Mining companies are opting for hedging to manage margins given the volatility in gold prices and increasing costs.
- For instance, Northern Star Resources announced a program to hedge 100,000 oz. gold production for one year at an average price of US$1,295.28 per oz. The company views this as a pragmatic and prudent strategy given volatile gold prices.
- OceanaGold entered into a zero-cost collar-hedging program2 for 208,000 oz. gold, which partly covers production from its Macraes open-pit and Frasers underground mines in New Zealand over the next two years.
Non-core asset disposal
Majors continue to dispose their non-core assets during the quarter.
- Barrick Gold completed several small divestitures during the quarter as a part of its portfolio optimization strategy. Barrick Gold completed the divestiture of its interest in its assets at Kanowna in Western Australia to Northern Star Resources for AUS$75m. In addition, Barrick Gold also divested 41m ordinary shares in African Barrick Gold for gross proceeds of US$188m. The company has also completed the divestiture of its minority interest in the Marigold mine in Nevada to Silver Standard Resources for US$86m.

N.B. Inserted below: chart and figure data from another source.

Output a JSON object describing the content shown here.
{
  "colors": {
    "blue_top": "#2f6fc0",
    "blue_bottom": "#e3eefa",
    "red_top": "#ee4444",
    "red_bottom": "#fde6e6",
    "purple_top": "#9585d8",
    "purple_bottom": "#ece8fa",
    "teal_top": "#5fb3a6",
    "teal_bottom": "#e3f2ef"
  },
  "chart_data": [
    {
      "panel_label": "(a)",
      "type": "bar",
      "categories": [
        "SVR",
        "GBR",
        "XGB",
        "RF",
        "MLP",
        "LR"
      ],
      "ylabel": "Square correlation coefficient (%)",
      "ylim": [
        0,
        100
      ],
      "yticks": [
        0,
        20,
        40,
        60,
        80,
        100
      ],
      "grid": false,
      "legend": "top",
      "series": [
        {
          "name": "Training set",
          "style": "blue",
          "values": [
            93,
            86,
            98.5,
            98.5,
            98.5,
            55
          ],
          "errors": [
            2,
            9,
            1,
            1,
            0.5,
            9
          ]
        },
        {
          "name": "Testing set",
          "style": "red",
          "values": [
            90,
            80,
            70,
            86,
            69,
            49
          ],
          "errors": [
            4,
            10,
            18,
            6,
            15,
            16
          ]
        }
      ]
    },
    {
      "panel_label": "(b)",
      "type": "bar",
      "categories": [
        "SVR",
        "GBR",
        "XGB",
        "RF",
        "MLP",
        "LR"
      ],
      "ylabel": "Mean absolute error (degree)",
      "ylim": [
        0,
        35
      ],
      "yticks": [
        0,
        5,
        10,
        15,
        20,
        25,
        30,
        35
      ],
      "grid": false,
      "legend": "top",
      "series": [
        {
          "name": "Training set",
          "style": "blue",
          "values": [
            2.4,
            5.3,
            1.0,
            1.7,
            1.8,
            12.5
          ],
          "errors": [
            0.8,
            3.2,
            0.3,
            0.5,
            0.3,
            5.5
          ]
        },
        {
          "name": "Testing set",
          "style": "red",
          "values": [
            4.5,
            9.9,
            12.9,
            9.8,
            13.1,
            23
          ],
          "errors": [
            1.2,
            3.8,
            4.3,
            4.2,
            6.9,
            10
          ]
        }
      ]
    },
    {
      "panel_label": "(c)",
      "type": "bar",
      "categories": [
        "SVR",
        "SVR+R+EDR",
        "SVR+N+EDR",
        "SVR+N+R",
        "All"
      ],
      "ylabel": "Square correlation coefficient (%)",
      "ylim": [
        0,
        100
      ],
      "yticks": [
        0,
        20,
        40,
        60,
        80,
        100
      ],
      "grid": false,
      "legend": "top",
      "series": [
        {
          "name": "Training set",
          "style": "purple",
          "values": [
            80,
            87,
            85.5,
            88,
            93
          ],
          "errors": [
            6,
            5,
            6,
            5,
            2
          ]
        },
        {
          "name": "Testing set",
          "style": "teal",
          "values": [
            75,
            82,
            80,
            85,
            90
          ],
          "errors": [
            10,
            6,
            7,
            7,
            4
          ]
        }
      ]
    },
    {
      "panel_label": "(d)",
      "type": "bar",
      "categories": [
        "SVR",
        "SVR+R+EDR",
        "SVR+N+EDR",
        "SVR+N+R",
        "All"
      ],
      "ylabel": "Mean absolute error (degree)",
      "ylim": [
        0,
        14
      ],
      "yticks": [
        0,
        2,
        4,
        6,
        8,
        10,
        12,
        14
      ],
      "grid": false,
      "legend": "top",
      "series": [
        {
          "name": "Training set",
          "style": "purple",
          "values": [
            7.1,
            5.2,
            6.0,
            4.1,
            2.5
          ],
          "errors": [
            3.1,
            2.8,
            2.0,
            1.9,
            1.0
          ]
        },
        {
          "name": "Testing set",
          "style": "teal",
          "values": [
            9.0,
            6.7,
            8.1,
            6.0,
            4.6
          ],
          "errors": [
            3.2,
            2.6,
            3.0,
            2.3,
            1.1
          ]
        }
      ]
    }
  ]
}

The current depressed state of share and asset prices in the mining and metals sector provides companies with an opportunity to acquire assets at relatively lower prices. We do, however, see deal execution as a key challenge for transactions. The first quarter saw both Goldcorp and Yamana Gold battle for Osisko Mining, with at a late moment Agnico-Eagle partnering with Yamana. With multiple bids for Osisko Mining, some analysts, perhaps prudently, are sounding caution that buyers need to maintain a disciplined view to acquisitions so that they avoid overpaying. Meanwhile, more funds are likely to come into the sector from private equity players — attracted to countercyclical investing — in the form of patient capital.
While some mid-tier companies were able to tap equity capital, fund raising still remains challenging for juniors. Juniors must continue to be creative in their approach to raise money in the market. Companies with good quality assets with advanced projects are better positioned to raise funds. Companies opting for various financing options are likely to remain cautious to avoid unfavourable terms that could dilute shareholder value.
While some analysts expect positive movement in gold prices, uncertainty over metal prices persists and will continue to drive some companies to opt for hedging their future gold production. Hedging in a weak market is always a risky practice. Though we noticed several cost-saving initiatives among mining and metals companies over the last few quarters, cost control remains a key focus. Overall, we view the first quarter as a positive start for the year with modest strengthening of investor confidence levels for the sector.
1. Global Metals Playbook, Morgan Stanley, 8 April 2014.
2. In a zero-cost collar-hedging program, OceanaGold buys put options at a specific exercise price and finances them by selling an equal number of call options.